Em matérias recentes, alguns órgãos de imprensa paulistas têm dito que existe um novo golpe na praça. Uns chamam de Golpe do amor, outros de Golpe do Tinder. Ele consistiria no seguinte: um indivíduo, homem ou mulher, marca encontro por um aplicativo com desconhecido e acaba roubado ou coagido a entregar a um dos golpistas dinheiro, celular, cartões de crédito. Ou mesmo sequestrado, no modelo relâmpago, quando é obrigado a sacar dinheiro, por Pix ou cartão. Depois é solto num local ermo.

Existem dois problemas com essa interpretação jornalística. Primeiro que isso, muitas vezes, não é um simples golpe, mas realmente um roubo. Em segundo lugar, nada disso é novo. Ocorre, com algumas variações, há cem anos. Desde a República Velha, que terminou em 1930, existem notícias de crimes afins.

A única novidade é o uso de determinadas redes sociais para isso. Existem inúmeros relatos centenários de pessoas, normalmente mulheres, que conheciam alguém por meio de correspondência normal – cartas enviadas pelo correio. Depois de um certo tempo, certas da paixão do correspondente, terminavam enganadas e/ou roubadas por ladrões mais sofisticados ou simples golpistas. A grande diferença é que, por conta da maior demora do correio, “preparar a vítima” demorava, há algumas décadas, muito mais tempo.

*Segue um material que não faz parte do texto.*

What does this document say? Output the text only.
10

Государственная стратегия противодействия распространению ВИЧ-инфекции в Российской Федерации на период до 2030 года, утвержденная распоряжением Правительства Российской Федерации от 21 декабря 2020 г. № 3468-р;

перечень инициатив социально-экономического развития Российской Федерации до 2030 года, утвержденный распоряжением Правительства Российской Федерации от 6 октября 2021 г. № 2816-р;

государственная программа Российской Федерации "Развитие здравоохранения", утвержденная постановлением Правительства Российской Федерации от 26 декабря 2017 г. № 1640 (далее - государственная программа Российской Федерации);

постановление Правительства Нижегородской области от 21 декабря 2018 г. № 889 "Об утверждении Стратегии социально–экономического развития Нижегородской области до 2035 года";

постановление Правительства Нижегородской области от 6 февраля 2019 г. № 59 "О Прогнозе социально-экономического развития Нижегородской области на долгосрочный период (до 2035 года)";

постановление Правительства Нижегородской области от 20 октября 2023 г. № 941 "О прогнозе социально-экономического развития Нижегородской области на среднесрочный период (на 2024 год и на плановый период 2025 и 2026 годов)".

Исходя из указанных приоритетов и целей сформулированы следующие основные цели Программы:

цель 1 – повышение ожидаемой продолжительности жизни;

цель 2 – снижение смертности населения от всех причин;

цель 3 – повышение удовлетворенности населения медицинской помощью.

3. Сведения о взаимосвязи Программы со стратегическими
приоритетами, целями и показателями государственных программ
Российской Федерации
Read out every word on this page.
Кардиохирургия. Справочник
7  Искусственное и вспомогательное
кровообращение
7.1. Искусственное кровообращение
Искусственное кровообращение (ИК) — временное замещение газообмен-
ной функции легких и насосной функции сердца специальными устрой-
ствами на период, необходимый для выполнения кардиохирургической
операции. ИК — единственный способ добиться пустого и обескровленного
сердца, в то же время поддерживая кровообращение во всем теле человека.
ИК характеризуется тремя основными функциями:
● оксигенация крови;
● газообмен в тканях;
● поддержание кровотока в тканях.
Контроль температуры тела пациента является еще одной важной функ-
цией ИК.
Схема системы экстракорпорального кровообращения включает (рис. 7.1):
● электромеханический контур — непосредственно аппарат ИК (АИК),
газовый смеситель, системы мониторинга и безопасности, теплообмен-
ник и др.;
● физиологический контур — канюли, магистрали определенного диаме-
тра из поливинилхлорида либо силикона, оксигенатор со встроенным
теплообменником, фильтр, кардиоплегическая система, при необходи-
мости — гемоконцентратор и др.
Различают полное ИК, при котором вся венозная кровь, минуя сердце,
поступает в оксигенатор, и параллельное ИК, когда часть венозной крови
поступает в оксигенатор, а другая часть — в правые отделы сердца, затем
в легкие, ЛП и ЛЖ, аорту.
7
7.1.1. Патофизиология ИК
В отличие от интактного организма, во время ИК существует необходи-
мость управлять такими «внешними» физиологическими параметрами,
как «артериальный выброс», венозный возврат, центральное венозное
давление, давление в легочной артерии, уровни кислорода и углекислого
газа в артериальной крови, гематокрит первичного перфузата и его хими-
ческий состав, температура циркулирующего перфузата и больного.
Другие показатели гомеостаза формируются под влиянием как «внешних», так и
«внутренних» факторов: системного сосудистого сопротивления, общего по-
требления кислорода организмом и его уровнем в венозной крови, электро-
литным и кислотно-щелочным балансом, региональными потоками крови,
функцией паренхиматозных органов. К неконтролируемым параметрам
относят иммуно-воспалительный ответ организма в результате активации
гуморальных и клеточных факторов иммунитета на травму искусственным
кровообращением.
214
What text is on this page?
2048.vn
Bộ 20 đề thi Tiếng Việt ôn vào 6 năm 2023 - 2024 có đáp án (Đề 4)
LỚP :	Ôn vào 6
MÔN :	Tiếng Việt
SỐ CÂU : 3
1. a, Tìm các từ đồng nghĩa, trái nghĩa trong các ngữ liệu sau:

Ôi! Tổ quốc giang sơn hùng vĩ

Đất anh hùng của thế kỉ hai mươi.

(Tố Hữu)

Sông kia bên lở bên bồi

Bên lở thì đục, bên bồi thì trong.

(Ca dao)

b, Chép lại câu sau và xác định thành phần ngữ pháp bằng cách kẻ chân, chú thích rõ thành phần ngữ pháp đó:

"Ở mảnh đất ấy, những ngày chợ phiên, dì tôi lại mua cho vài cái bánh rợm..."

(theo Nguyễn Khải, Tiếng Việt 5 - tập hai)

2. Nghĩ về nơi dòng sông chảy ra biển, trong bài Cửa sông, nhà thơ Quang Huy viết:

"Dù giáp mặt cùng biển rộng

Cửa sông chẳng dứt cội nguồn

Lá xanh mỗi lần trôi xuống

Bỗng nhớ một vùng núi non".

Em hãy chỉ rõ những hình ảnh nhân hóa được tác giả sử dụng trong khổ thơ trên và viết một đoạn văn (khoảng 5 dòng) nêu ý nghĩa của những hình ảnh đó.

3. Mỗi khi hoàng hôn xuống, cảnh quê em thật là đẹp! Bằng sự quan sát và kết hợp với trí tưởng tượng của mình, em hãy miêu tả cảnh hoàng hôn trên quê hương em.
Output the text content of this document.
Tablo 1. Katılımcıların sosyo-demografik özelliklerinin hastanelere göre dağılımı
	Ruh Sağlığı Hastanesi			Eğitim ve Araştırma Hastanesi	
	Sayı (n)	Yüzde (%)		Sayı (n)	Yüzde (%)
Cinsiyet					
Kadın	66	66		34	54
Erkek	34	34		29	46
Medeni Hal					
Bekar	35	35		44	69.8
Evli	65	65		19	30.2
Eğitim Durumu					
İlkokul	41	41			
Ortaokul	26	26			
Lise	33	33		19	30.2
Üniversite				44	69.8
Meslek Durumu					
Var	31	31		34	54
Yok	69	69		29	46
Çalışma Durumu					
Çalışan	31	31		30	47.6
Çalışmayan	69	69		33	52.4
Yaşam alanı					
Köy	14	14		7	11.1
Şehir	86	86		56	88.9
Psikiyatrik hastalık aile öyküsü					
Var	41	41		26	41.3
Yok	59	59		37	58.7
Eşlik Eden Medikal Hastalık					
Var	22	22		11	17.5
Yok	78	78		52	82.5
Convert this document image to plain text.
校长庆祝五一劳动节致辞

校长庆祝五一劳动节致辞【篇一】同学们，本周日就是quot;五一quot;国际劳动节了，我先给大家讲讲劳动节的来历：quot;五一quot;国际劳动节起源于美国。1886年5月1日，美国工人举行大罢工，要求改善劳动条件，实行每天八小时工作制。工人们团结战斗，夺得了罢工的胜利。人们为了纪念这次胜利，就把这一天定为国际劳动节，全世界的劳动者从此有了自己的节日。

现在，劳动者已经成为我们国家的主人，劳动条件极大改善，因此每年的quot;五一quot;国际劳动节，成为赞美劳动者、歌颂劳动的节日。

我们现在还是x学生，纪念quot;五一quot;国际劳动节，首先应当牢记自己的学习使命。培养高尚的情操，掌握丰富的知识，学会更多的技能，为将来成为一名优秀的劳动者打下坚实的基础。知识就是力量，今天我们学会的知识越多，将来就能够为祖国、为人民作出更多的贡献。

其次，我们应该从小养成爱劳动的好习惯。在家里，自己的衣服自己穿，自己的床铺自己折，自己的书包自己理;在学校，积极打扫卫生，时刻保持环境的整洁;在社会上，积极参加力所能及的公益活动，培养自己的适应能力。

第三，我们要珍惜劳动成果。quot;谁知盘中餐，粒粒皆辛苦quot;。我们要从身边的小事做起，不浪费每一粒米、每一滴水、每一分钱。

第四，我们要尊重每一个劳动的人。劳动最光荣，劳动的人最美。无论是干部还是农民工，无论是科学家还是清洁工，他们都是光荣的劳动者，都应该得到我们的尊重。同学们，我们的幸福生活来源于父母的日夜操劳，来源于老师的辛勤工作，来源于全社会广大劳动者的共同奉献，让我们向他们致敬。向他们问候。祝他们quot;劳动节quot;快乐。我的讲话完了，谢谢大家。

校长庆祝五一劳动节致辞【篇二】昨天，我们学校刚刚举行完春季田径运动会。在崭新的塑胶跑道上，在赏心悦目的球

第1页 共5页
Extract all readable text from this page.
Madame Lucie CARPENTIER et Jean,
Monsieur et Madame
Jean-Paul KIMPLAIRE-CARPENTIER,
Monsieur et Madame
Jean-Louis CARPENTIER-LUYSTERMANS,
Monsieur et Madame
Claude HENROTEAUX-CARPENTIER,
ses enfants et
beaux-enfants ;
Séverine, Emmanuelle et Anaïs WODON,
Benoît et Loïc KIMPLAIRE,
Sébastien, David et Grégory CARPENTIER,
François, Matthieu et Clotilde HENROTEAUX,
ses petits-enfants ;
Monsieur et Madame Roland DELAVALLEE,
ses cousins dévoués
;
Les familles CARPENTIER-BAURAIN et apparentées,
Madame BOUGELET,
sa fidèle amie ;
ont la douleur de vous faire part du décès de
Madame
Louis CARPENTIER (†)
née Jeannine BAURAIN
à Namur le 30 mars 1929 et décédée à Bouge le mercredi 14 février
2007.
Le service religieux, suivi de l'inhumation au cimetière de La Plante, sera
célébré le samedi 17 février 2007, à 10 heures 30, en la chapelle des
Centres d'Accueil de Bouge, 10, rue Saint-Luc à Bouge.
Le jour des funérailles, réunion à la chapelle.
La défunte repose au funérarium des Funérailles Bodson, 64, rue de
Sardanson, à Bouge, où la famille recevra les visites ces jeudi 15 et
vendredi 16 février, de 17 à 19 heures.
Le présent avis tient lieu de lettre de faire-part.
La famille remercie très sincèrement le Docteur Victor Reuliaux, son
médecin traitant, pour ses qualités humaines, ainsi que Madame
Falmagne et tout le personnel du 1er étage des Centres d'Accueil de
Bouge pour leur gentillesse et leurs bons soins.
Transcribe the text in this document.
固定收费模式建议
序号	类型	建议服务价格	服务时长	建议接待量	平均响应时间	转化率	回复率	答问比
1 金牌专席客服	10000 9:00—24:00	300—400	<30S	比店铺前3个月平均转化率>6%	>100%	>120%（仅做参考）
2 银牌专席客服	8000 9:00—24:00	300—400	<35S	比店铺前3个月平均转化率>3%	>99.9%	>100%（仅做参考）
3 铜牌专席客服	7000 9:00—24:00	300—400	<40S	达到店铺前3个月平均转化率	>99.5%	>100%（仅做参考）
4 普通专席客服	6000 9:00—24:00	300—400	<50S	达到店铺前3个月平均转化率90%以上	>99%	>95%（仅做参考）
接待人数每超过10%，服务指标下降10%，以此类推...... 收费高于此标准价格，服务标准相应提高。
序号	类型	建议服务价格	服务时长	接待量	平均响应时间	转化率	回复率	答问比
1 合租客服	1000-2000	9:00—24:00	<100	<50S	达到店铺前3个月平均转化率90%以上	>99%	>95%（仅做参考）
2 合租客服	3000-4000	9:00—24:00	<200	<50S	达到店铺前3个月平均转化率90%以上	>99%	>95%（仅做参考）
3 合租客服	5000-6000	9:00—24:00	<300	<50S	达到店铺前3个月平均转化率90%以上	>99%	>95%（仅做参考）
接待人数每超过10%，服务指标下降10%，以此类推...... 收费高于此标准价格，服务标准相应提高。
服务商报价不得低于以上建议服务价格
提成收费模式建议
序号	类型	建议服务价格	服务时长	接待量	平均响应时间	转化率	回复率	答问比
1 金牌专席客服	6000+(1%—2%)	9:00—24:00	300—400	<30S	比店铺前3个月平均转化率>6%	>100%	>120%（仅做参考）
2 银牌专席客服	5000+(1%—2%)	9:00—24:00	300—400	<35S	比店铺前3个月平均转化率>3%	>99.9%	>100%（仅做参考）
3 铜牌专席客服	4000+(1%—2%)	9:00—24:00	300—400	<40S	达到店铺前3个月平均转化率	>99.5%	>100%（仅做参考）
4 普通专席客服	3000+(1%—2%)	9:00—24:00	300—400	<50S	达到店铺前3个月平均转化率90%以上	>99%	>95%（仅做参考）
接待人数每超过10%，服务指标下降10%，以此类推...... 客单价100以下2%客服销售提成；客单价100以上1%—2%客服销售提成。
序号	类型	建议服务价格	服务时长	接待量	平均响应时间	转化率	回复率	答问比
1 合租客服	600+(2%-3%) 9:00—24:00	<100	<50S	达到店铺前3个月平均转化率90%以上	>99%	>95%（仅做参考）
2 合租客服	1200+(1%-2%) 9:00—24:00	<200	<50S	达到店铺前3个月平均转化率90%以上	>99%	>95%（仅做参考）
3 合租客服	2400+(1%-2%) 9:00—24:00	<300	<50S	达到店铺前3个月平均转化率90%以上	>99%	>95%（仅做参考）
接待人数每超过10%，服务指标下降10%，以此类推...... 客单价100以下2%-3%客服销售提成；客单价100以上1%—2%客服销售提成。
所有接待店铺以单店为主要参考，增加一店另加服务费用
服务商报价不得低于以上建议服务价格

Ela tinha de ser levada ao encontro do suposto enamorado com seus bens em uma maleta, que seria subtraída por ele ou algum cúmplice. Quando se desse conta, o golpista já teria sumido e estaria engordando nova vítima para a degola.

Outra modalidade, cujos relatos são ainda mais antigos, é a do golpe do suadouro, ou suador. As vítimas, normalmente homens à procura de relações extraconjugais, quase sempre bêbados, eram atraídos por prostitutas para determinado local. Ali, durante a relação, alguém esvaziava seus bolsos, deixando a carteira, mas levando o dinheiro. Muitas vezes o indivíduo só percebia quando ia pagar a profissional. Então, além de perder o dinheiro, ainda ficava tentando explicar para ela, ou ao cafetão que aparecia rapidamente após alguns berros, que não sabia o que tinha acontecido, que ia pagar logo que pudesse etc., e depois sumia do pedaço, pegava o beco, como diriam os malandros atuais, aliviado por sair ileso.

Uma modalidade desse golpe era com uma mulher, supostamente casada, que atraia alguém para seu apartamento, ou quartinho num cortiço. Durante o ato aparecia o marido, ou namorado, às vezes acompanhado de um cúmplice, que os “pegava em flagrante”.  Aí era uma gritaria, com o “marido” chamando a mulher de “puta”, ela se desculpando, ele dizendo que ia matar o canalha que seduzira sua mulher, e por aí vai. Depois de uns minutos, a coisa ficava um pouco mais calma e o “pato” deixava dinheiro para se livrar. Outra prática era buscar nos documentos dele nome e avisar que ia contar para sua mulher. Coisas do tipo. E aí vinha uma chantagem que normalmente era de um só ato. A vítima pagava determinada quantia que seria a primeira de algumas parcelas. E que, na verdade, era a única. Nenhum malandro que se preze iria prolongar o golpe.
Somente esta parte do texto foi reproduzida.